Have you ever seen a really mind-blowing ‘magician’, a great conjuror? Derren Brown, say, or Jamy Ian Swiss, or David Copperfield, or James Randi or Penn and Teller? It’s uncanny, you have an inner voice screaming, ‘It’s got to be a miracle, there’s no way that isn’t supernatural.’ But then, if the conjuror is honest, he will tell you, calmly and gently, ‘No, it’s just a trick. I mustn’t tell you how it’s done, I’d be thrown out of the Magic Circle if I did, but I promise you it’s only a trick.’
Not all conjurors are honest, by the way. Some make pots of money by bending spoons with so-called ‘psychic powers’, and then dishonestly persuading mining companies that those same psychic powers can tell them where to dig. Such fakers have an easy time of it, because their victims are eager to believe in miracles.

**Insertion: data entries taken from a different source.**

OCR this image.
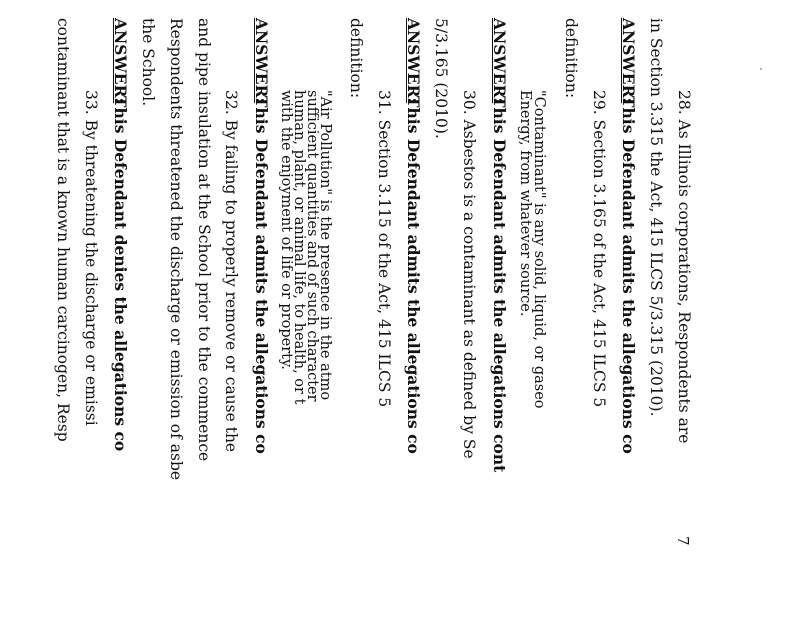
28. As Illinois corporations, Respondents are
in Section 3.315 the Act, 415 ILCS 5/3.315 (2010).
ANSWER:
This Defendant admits the allegations co
29. Section 3.165 of the Act, 415 ILCS 5
definition:
"Contaminant" is any solid, liquid, or gaseo
Energy, from whatever source.
ANSWER:
This Defendant admits the allegations cont
30. Asbestos is a contaminant as defined by Se
5/3.165 (2010).
ANSWER:
This Defendant admits the allegations co
31. Section 3.115 of the Act, 415 ILCS 5
definition:
"Air Pollution" is the presence in the atmo
sufficient quantities and of such character
human, plant, or animal life, to health, or t
with the enjoyment of life or property.
ANSWER:
This Defendant admits the allegations co
32. By failing to properly remove or cause the
and pipe insulation at the School prior to the commence
Respondents threatened the discharge or emission of asbe
the School.
ANSWER:
This Defendant denies the allegations co
33. By threatening the discharge or emissi
contaminant that is a known human carcinogen, Resp
7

Sometimes it’s easy to see how the trick is done. I remember a show on British television promoting ‘amazing’ feats of psychic powers – telepathy and all that. Actually it was nothing but ordinary conjurors fooling a TV presenter called David Frost. David Frost was either very silly, or – more probably – was pretending to be silly for the benefit of the show’s ratings. There was a father and son act from Israel, in which the son claimed to read his father’s thoughts by telepathy. The father looked at a secret number and sent ‘waves of thought’ to his son at the other side of the stage, who correctly ‘read his thoughts’. The father put on a great act of concentration and then shouted out something like ‘Have you got it, son?’ – at which the son would shout ‘Five!’ The audience burst into wild applause, egged on by the foolish host: ‘Amazing! Uncanny! Deeply mysterious! Telepathy is proved!’